Bill Maher says critics are right to call Disinformation Board the ‘Ministry of Truth’

"Government should not be involved in deciding what’s true or not true," Maher said.


Longtime comedian and political commentator Bill Maher says comparisons between the Biden administration's new Disinformation Governance Board and George Orwell’s fictitious "Ministry of Truth" are accurate.

"Yes, they're right to compare this to Orwell in the Ministry of Truth," Maher said. "It's exactly what it sounds like."

Last month, the Department of Homeland Security announced the creation of the Disinformation Governance Board in response to weaponized misinformation. The memo announcing its creation pointed to recent attempts by domestic and foreign groups to circulate false information to influence the general public on subjects like Russian aggression in Ukraine and COVID-19.

Almost immediately, critics began comparing the board to the "Ministry of Truth."

The reference is a nod to George Orwell's book 1984, and likens the DHS’s newfound power to the fictional organization responsible for filtering truth in public discussion and literature. The book's Ministry of Truth determined what was "true" and "false," often rewriting to history to fit the narrative of the day.

Following the wave of backlash, the DHS released another memo saying the board is focused on disinformation that threatens the security of the American people, including "disinformation spread by foreign states such as Russia, China, and Iran, or other adversaries such as transnational criminal organizations and human smuggling organizations."

But to Maher, the federal government's efforts to safeguard citizens against the possibility of being misled is a step too far.

"Government should not be involved in deciding what’s true or not true," he said.

In every age where new technologies have allowed for increased ease of communication, misinformation has followed closely, Maher said.

"People always lie," Maher said. "That's what people do. Every age is the misinformation age.
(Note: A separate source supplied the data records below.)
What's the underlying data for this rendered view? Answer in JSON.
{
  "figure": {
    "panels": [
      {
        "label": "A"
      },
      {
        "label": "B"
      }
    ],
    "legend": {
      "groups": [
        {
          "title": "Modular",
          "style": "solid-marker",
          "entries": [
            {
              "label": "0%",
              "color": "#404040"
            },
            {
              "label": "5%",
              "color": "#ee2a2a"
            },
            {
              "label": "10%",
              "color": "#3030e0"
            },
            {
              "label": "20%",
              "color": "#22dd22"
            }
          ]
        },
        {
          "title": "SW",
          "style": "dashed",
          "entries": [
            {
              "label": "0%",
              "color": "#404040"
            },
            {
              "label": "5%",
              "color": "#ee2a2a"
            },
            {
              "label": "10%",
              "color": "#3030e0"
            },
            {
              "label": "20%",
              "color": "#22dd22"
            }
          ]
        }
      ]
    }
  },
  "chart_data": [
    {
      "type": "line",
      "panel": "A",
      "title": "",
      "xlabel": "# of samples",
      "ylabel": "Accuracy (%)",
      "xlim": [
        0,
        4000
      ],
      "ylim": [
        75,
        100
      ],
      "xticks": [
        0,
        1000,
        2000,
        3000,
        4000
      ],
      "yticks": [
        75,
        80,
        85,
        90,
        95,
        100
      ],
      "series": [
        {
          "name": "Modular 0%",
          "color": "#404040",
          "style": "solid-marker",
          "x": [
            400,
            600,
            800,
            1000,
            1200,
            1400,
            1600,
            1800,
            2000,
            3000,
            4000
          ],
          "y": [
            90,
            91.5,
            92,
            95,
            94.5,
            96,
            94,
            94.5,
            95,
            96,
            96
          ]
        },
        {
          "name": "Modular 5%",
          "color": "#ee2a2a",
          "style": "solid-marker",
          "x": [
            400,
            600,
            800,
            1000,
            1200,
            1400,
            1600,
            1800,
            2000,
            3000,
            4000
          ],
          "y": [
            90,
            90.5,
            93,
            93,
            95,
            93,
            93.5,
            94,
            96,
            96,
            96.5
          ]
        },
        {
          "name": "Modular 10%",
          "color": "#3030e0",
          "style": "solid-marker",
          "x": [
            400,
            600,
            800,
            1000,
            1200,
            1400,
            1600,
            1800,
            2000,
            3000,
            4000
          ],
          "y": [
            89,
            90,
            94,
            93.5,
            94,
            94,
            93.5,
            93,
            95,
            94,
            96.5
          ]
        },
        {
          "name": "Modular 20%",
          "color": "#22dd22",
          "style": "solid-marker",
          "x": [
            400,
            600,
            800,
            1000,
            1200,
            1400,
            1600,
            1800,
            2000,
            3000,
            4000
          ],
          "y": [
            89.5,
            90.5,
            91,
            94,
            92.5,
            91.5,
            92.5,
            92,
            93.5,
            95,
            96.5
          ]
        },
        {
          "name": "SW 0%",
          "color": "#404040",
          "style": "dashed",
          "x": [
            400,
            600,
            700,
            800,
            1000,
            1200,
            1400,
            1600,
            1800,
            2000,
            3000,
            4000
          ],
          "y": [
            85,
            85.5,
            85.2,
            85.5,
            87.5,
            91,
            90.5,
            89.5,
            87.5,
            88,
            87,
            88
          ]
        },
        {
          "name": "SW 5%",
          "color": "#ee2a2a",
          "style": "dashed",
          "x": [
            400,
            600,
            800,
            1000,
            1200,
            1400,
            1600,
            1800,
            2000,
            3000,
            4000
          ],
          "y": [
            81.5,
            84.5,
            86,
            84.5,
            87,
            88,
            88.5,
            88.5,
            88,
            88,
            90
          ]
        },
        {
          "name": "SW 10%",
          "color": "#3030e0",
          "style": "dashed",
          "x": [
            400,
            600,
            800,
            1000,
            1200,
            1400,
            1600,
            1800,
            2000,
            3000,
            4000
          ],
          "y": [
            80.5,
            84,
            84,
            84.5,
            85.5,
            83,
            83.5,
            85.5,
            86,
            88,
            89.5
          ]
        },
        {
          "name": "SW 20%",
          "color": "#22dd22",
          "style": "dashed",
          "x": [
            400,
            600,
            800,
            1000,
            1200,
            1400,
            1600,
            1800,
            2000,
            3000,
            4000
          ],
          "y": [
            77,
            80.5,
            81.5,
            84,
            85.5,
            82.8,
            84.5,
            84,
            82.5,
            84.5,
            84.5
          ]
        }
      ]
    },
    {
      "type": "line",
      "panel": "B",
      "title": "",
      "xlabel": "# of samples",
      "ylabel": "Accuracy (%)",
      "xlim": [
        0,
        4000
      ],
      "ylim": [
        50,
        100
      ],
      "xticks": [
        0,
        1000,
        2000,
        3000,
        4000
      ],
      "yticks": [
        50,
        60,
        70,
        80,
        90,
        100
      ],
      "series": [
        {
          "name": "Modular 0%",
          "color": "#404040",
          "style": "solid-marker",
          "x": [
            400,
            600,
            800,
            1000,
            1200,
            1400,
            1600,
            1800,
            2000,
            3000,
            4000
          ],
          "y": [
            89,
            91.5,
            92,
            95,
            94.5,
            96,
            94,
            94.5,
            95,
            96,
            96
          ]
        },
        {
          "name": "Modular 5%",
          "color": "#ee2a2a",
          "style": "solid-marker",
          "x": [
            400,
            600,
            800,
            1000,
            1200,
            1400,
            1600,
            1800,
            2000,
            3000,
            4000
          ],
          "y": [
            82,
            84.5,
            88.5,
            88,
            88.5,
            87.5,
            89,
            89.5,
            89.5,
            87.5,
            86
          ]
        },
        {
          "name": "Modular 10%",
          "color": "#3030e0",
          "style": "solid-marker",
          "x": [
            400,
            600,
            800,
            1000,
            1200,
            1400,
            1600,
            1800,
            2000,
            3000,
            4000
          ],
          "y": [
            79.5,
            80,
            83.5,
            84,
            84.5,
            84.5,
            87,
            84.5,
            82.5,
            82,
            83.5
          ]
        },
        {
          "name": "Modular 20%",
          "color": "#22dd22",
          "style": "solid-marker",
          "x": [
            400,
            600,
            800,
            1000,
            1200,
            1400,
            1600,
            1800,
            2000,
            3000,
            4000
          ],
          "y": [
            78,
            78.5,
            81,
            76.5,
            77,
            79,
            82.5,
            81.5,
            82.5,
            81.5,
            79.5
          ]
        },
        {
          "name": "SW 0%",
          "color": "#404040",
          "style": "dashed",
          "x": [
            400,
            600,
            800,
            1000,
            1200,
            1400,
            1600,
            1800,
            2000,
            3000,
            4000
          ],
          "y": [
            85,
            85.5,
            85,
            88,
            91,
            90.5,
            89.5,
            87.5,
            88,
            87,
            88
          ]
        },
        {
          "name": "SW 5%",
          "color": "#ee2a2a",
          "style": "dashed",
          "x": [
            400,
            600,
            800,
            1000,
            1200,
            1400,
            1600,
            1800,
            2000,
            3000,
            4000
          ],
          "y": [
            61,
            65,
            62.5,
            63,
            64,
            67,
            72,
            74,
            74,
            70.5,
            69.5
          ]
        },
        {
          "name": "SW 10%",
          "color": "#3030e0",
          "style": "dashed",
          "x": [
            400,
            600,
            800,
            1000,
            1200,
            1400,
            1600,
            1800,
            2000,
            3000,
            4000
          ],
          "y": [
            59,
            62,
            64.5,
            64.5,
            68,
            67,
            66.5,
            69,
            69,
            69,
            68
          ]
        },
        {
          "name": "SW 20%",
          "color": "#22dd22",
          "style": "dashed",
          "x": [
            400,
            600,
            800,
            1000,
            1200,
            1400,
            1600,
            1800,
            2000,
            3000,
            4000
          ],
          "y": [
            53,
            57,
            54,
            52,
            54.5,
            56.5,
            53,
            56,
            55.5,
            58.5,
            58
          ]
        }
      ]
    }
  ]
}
And whenever a new means of communication comes along, some reach right for the censor button. In 1858 The New York Times thought we couldn't handle the transatlantic telegraph. They said it was 'superficial' and too fast for the truth."

Maher said America’s guarantee of freedom of speech and freedom of expression would inherently empower some to disseminate wrong information, offensive statements, and more. Nevertheless, Maher said, those were part of the American promise.

"This is still America where people have the right to express what they think including to be wrong to lie and yes, the right to be an a**hole. And if you think you know everything and no one else could possibly have some other truth, you should be glad for that protection, because you're an a**hole," Maher said.